FaithActs brings Connecticut governor candidates together to hear directly from Bridgeport voters
FaithActs leaders discuss the organization’s mission after Connecticut gubernatorial candidates answer community questions. FaithActs, Connecticut’s only Black-led education advocacy organization,
FaithActs leaders discuss the organization’s mission after Connecticut gubernatorial candidates answer community questions.
FaithActs, Connecticut’s only Black-led education advocacy organization, held a nonpartisan gubernatorial candidate forum on Tuesday in Bridgeport, where candidates addressed school funding issues.
The candidates included Gov. Ned Lamont (D), State Sen. Ryan Fazio (R-36th) and State Rep. Josh Elliott (D-88th), who answered questions from the audience, according to WTNH.
The event was moderated by TheGrio’s Natasha S. Alford, who asked each candidate their position on the state’s obligation to close the school funding gap between communities.
“It is the state’s responsibility to be sending resources back to municipalities that don’t have the taxable base so that everyone, regardless of your skin color, has access to an equitable education and that we are looking at the back end to make sure everyone is getting the same results,” Elliott said.
While Elliott focused on the state’s role in addressing funding disparities, Fazio said that improving schools would require more than increased funding alone.
“Yes, we need to increase the foundation amount. We need to tie ECS to inflation. It is not right that over the last eight years, adjusted for inflation, ECS spending is lower than it was at the beginning,” Fazio said. “Yes, all of that is true, but we also need an ambitious education reform agenda in this state that first and foremost that says we are not going to settle for anything but the best in every single zip code in our state.”
Lamont, meanwhile, defended his administration’s education record and argued Connecticut has already made significant investments in public schools.
“You know, before I got here, for 10 years it was flat-funded. You were really holding kids back. It was raise taxes, raise taxes, deficit upon deficit upon deficit, and flat funding. We’ve done just the opposite,” Lamont said. “We cut taxes for you. We cut taxes for the middle class. We’ve increased funding every year for Bridgeport and every year for all of these schools and we are just getting started because we have a long way to go.”
While the candidates spent the evening outlining their policy priorities, FaithActs leaders said the forum was the result of years of community organizing and advocacy across Connecticut.
In an interview with Alford, FaithActs Chief Executive Officer Jamilah Prince-Stewart and Chief Strategy and Communications Officer Dwanisha Clark said the organization’s work extends far beyond election season, with members advocating for equitable education funding and holding elected officials accountable year-round.
Prince-Stewart said FaithActs began by organizing around local issues in Bridgeport before expanding its efforts statewide as members realized families across Connecticut were facing many of the same challenges.
“We built a broader coalition of folks across the state and started working on state-level policy over the past decade and five years in particular, that has primarily been around equitable school funding,” Prince-Stewart said. “We have a large racial funding gap in this state, and so what a black or brown student gets versus a white student gets for their education is grossly inequitable.”
Clark said FaithActs’ ability to bring candidates from both major parties together stems from years of building trust with communities across Connecticut.

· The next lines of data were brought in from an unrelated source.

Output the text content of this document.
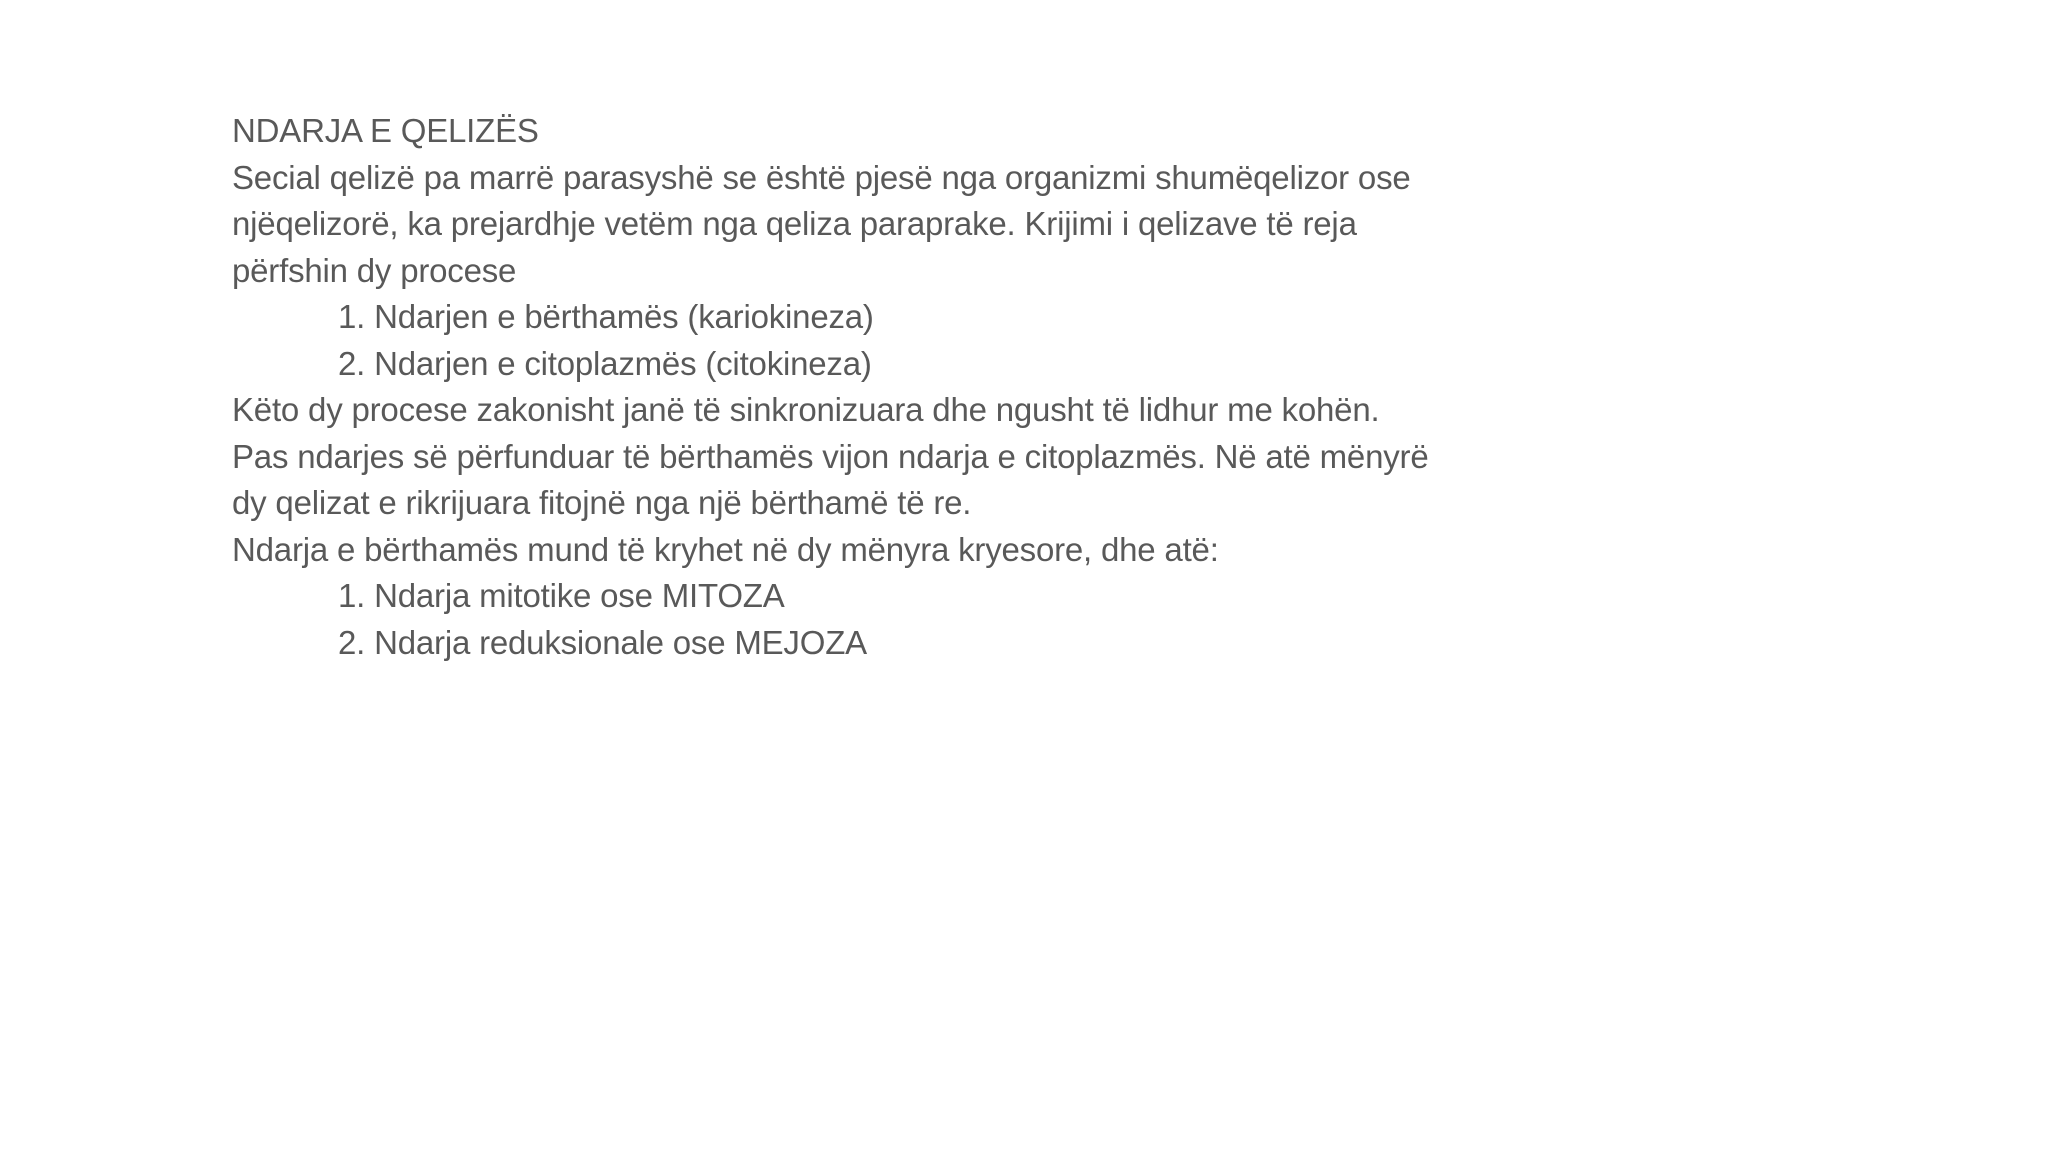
NDARJA E QELIZËS

Secial qelizë pa marrë parasyshë se është pjesë nga organizmi shumëqelizor ose

njëqelizorë, ka prejardhje vetëm nga qeliza paraprake. Krijimi i qelizave të reja

përfshin dy procese

1. Ndarjen e bërthamës (kariokineza)

2. Ndarjen e citoplazmës (citokineza)

Këto dy procese zakonisht janë të sinkronizuara dhe ngusht të lidhur me kohën.

Pas ndarjes së përfunduar të bërthamës vijon ndarja e citoplazmës. Në atë mënyrë

dy qelizat e rikrijuara fitojnë nga një bërthamë të re.

Ndarja e bërthamës mund të kryhet në dy mënyra kryesore, dhe atë:

1. Ndarja mitotike ose MITOZA

2. Ndarja reduksionale ose MEJOZA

“We do that by telling people not who to vote for, but why it is important to vote, and not doing that in a way that panders to them, right? But actually extracts what this decision means, and that elections are just one small part of the full cycle of electoral accountability,” Clark said. 
The conversation later shifted to Black women and the challenges many have faced amid ongoing political and social changes. Alford asked the FaithActs leaders for advice on how women can stay engaged in their communities.
“First, I would just say I see you, I love you, thank you. Everyone should say thank you to Black women. How we draw strength, power, rest, reassurance is through our people. So we stay very rooted in people and in community, and I think at a time where people want to isolate and retreat, we have to come back together,” Prince-Stewart said.
For Clark, she encourages Black women to use the tools and resources that they have to make a difference in their communities.
“I would say do what you can with what you have,” she said. “For Jamillah and I, we have built a career individually, almost 20 years apiece, doing what we can with what we have. This is what we can do with what we have, and I imagine for every Black woman, they have their own version of that.”
Looking ahead, Prince-Stewart said she hopes FaithActs can continue expanding its grassroots organizing model while inspiring communities beyond Connecticut.
“I think there will be a FaithActs before today and a FaithActs after,” Prince-Stewart said. “What I hope is that the power that we’re demonstrating and building today, four years from now, the person who is elected in November will finish their term. And what I hope to see is that we have transformational policy happening in this state, that we have strong responses to the attacks on people in our communities at the federal level, and that this is a state and this is a country where people can thrive.”